Government itself seems to be clueless about how to use the task forces. The Economic Advisory Council (EAC) was set up with great fanfare, but it seems to have been reduced to a foil for unpopular decisions like going to IMF. The government went in with its supplementary budget, which should have been the occasion to present its vision and roadmap for the economy. It was an opportunity lost. By merely 'balancing' the numbers it tacitly accepted the thrust of the budget presented by a government that it wished to put in the dock. There was no discernable footprint of EAC.
Some weeks ago, we had predicted that after a lot of hemming and hawing the government would increase utility prices, hike interest rate, let the rupee slide - and go to the IMF. It did not need any gifts of clairvoyance. It was writ large. That it let so much precious time slip by is a reflection of government's decision-making process.
The toughest decisions are best taken early - at the peak of honeymoon period. The government wasted it on sweet nothings. Buffaloes became the caricature of policy priorities; tad unkind, but did the information minister have to make such a song and dance about it? People are more concerned about jobs and cost of living. If someone in the government is listening, he seems to be helpless.
The PM seems to be expending his indefatigable energy on meetings and meetings - each ending up with an order (properly processed or not), or setting up a body of experts, or undoing a previous decision. There are clear signs of OCD (Obsessive-cabinet disorder). There is a cabinet meeting or two a week; if not, there is always a Provincial cabinet to chair.

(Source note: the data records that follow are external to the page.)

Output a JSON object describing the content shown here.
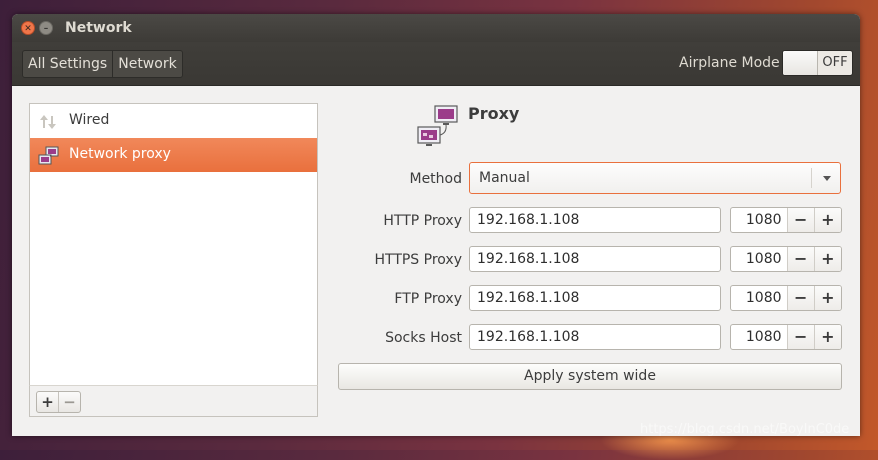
{
  "window": {
    "title": "Network"
  },
  "toolbar": {
    "crumbs": [
      "All Settings",
      "Network"
    ],
    "airplane_label": "Airplane Mode",
    "airplane_state": "OFF"
  },
  "sidebar": {
    "items": [
      {
        "label": "Wired",
        "icon": "network-wired-icon",
        "selected": false
      },
      {
        "label": "Network proxy",
        "icon": "network-proxy-icon",
        "selected": true
      }
    ],
    "add_label": "+",
    "remove_label": "−"
  },
  "proxy": {
    "heading": "Proxy",
    "method_label": "Method",
    "method_value": "Manual",
    "rows": [
      {
        "label": "HTTP Proxy",
        "host": "192.168.1.108",
        "port": "1080"
      },
      {
        "label": "HTTPS Proxy",
        "host": "192.168.1.108",
        "port": "1080"
      },
      {
        "label": "FTP Proxy",
        "host": "192.168.1.108",
        "port": "1080"
      },
      {
        "label": "Socks Host",
        "host": "192.168.1.108",
        "port": "1080"
      }
    ],
    "minus": "−",
    "plus": "+",
    "apply_label": "Apply system wide"
  },
  "watermark": "https://blog.csdn.net/BoyInC0de",
  "colors": {
    "accent": "#e9703d",
    "titlebar": "#3d3b37"
  }
}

Due process is critical to the dictates of transparency and good governance. But there is something missing if in the process 'outcome' becomes a casualty. The recent case of removal of certain heads of banks and regulators is illustrative. They were removed because the person appointing them to the post did not have lawful authority. How is the appointee supposed to know that? Should he ask the government to confirm if the orders are lawful when he gets his appointment letter?

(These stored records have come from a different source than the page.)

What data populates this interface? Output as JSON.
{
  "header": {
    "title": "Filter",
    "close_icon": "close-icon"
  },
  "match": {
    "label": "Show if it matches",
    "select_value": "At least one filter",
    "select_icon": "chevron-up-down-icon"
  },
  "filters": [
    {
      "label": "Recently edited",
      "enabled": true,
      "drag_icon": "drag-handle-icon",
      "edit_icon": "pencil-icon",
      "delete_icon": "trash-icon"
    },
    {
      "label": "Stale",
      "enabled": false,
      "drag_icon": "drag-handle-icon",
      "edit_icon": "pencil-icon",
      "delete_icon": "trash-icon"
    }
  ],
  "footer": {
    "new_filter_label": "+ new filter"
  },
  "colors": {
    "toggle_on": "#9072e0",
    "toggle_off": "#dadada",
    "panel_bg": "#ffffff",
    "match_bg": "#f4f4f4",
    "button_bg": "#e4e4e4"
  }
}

Smart governments know how to reconcile process with outcome (which in the instant case means good performance). We are told the SBP Deputy Governor, for instance, was an excellent choice and was doing a good job. If there was a flaw in his appointment process could that not have been rectified by cabinet regularizing the appointment, or even reappointing him?
"Cut your coat according to your cloth" is a useful message for the government. Government has to tailor its ambitions to match available resources. It's time to manage expectations; time to tone down the rhetoric - and remember the law of diminishing returns. Stop flogging a dead horse.
This government has an extraordinarily onerous task. The nation sees its wellbeing synonymous with government's success. Don't let them ever have to make a choice between corruption and competence.